Abu Dhabi: An Emirati in Al Ain has successfully undergone a complex 11-hour procedure that saw his kidney removed, cleared of a tumour inside it and transplanted back into his own body.
Ali Shamsi had been born with only one kidney and a tumour was growing inside it. Diagnosed with cancer in his early 60s, a part of his kidney had already been removed earlier. Later, doctors came to the conclusion that the best way to treat it would be through a procedure known as a renal bench reconstruction.
Shamsi visited Cleveland Clinic Abu Dhabi for an assessment after he started suffering from chest pain. The hospital is Abu Dhabi’s only multi-organ transplant centre and it has successfully carried out kidney, heart, lung and liver transplants since 2017. After enrolling in the hospital’s smoking cessation programme, Shamsi underwent a range of tests that revealed that the cancer had resurfaced in the kidney.
“I was in shock. I had been to the hospital to quit smoking and suddenly I was diagnosed with cancer again in my only kidney. I didn’t know what to do. I thought about travelling abroad, but I decided to put my faith in God and my doctors and stay in my country, to be treated near my family and friends,” Shamsi said.
Following the diagnosis, Shamsi underwent detailed testing to determine whether the cancer had spread. Doctors were happy to find that the tumour had not yet spread, but its precise location was worrying, because it was located deep inside his kidney. A procedure to remove the tumour while it was still in place was deemed impossible.
Best course of treatment
“With Shamsi having one kidney only and the tumour deep in the renal vein, we were limited in our treatment options. If we simply removed his kidney, he would need years of regular dialysis before an eventual donor transplant, all of which would carry its own set of risks. We determined that the best course of action for Shamsi was a complex surgery to remove his kidney, dissect the tumour, reconstruct the kidney and transplant it back,” said Dr Waleed Hassen, department chair for Urology and surgical oncologist at the hospital.
Dr Hassen performed the surgery on Shamsi, along with other skilled surgeons in transplant, microsurgery and surgical oncology. Since the tumour was located deep inside the kidney, a transplant surgeon first removed Shamsi’s kidney, similar to the removal required during a kidney transplant. Once taken out of the body, the kidney was placed in a slush solution to keep it cool while a surgical oncologist and microsurgeon worked together to carefully dissect it, in order to reach the tumour.
“Having the kidney outside the body meant we had a much better access. Leaving it in the body would not only mean operating on it in a tight space, but also running a high risk of causing substantial bleeding. Once outside and in a slush solution, we had an optimal approach to reach the tumour, causing as little damage to the healthy tissue as possible before putting it back together,” said Dr Kashif Siddiqi, a urologist specialised in microsurgery who also worked on Shamsi’s kidney.

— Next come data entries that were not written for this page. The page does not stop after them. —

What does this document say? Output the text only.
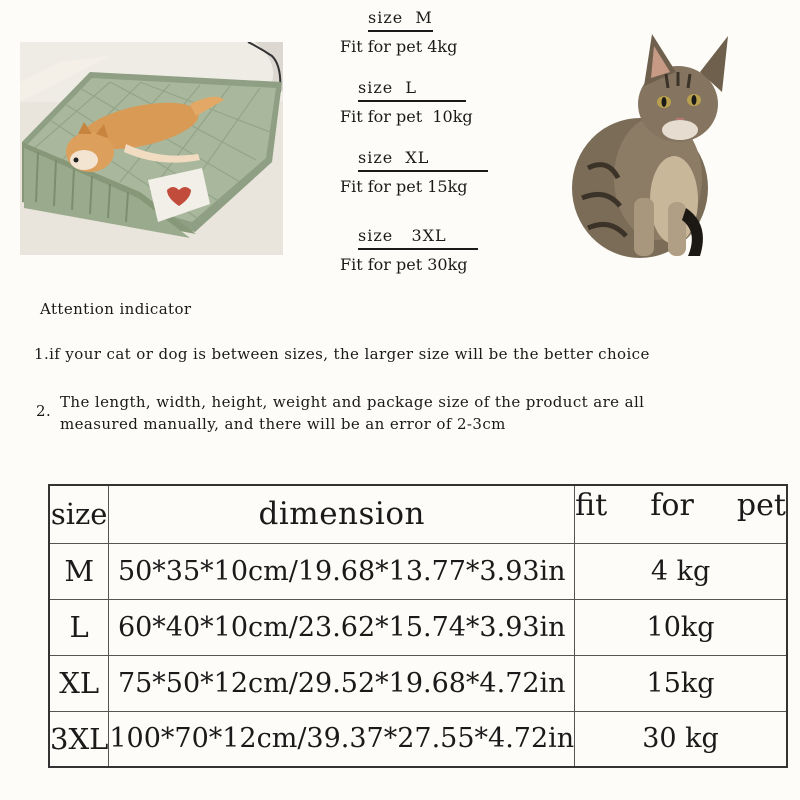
size  M
Fit for pet 4kg
size  L
Fit for pet  10kg
size  XL
Fit for pet 15kg
size   3XL
Fit for pet 30kg
Attention indicator
1.if your cat or dog is between sizes, the larger size will be the better choice
2. The length, width, height, weight and package size of the product are all
measured manually, and there will be an error of 2-3cm
size	dimension	fit  for  pet
M	50*35*10cm/19.68*13.77*3.93in	4 kg
L	60*40*10cm/23.62*15.74*3.93in	10kg
XL	75*50*12cm/29.52*19.68*4.72in	15kg
3XL	100*70*12cm/39.37*27.55*4.72in	30 kg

After accessing the tumour and removing it under strong magnification, the surgeons repaired Shamsi’s kidney and began the delicate work of transplanting it back into his body.

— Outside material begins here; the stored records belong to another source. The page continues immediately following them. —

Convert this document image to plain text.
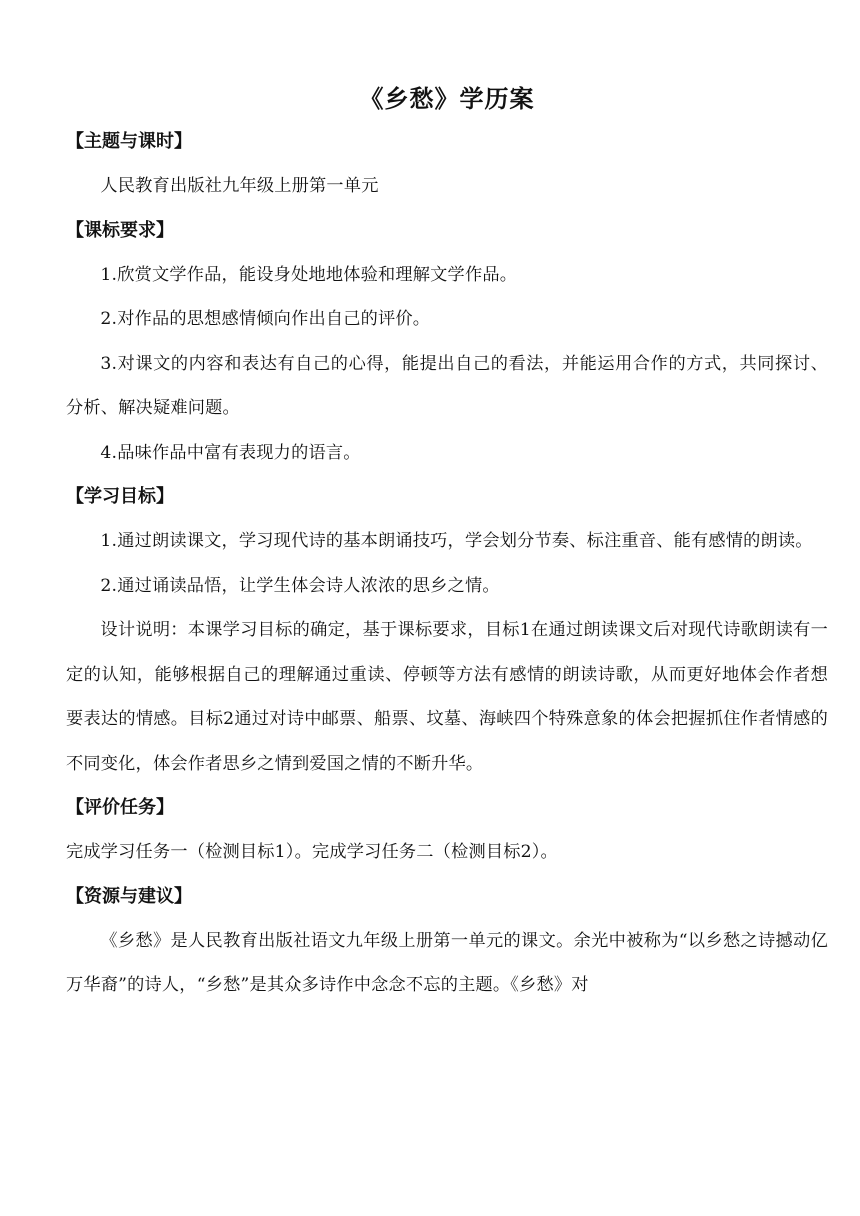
《乡愁》学历案
【主题与课时】

人民教育出版社九年级上册第一单元

【课标要求】

1.欣赏文学作品，能设身处地地体验和理解文学作品。

2.对作品的思想感情倾向作出自己的评价。

3.对课文的内容和表达有自己的心得，能提出自己的看法，并能运用合作的方式，共同探讨、分析、解决疑难问题。

4.品味作品中富有表现力的语言。

【学习目标】

1.通过朗读课文，学习现代诗的基本朗诵技巧，学会划分节奏、标注重音、能有感情的朗读。

2.通过诵读品悟，让学生体会诗人浓浓的思乡之情。

设计说明：本课学习目标的确定，基于课标要求，目标1在通过朗读课文后对现代诗歌朗读有一定的认知，能够根据自己的理解通过重读、停顿等方法有感情的朗读诗歌，从而更好地体会作者想要表达的情感。目标2通过对诗中邮票、船票、坟墓、海峡四个特殊意象的体会把握抓住作者情感的不同变化，体会作者思乡之情到爱国之情的不断升华。

【评价任务】

完成学习任务一（检测目标1）。完成学习任务二（检测目标2）。

【资源与建议】

《乡愁》是人民教育出版社语文九年级上册第一单元的课文。余光中被称为“以乡愁之诗撼动亿万华裔”的诗人，“乡愁”是其众多诗作中念念不忘的主题。《乡愁》对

“This was a very complex operation that really required a high level of skill and coordination across our team with extensive experience in both transplant and surgical oncology. There are not many places in the world that can perform this surgery. From Shamsi’s perspective, this approach meant that we are able to save his kidney, which is a huge benefit. He will not need dialysis, a transplant or immunosuppressants and can live his life normally, free of cancer,” said Dr Bashir Sankari, chair of the Surgical Subspecialties Institute at Cleveland Clinic Abu Dhabi, and the transplant surgeon who participated in the procedure.
Following his successful surgery, Shamsi spent almost three weeks recovering in hospital before returning home to Al Ain. He then began dialysis at Cleveland Clinic Abu Dhabi — Al Ain, while his kidney continued to recover.

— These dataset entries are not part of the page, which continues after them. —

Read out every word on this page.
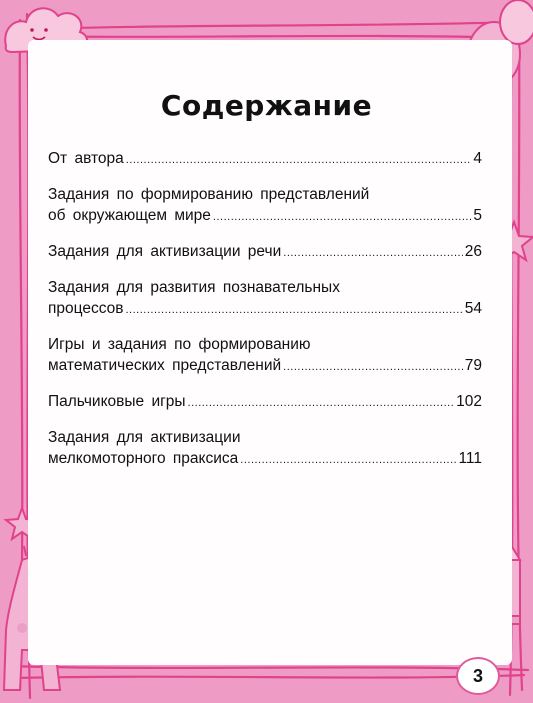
Содержание
От автора .....	4
Задания по формированию представлений
об окружающем мире .....	5
Задания для активизации речи .....	26
Задания для развития познавательных
процессов .....	54
Игры и задания по формированию
математических представлений .....	79
Пальчиковые игры .....	102
Задания для активизации
мелкомоторного праксиса .....	111
3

“Before the procedure, I was very scared, I cried on my way to the operating room. I had never heard of such an operation where they take out your kidney and then put it back. Dr Hassen and the team truly saved my life and I owe them the world for that. When doctors told me my kidney had recovered enough and I could stop dialysis, I [felt like I] was flying. It was the best news I had ever heard. I feel amazing now, I was even able to fast this Ramadan because I felt so strong. Through this journey, I really feel that Dr Hassen has become like a brother to me. The UAE has the best health-care facility in the world,” Shamsi said.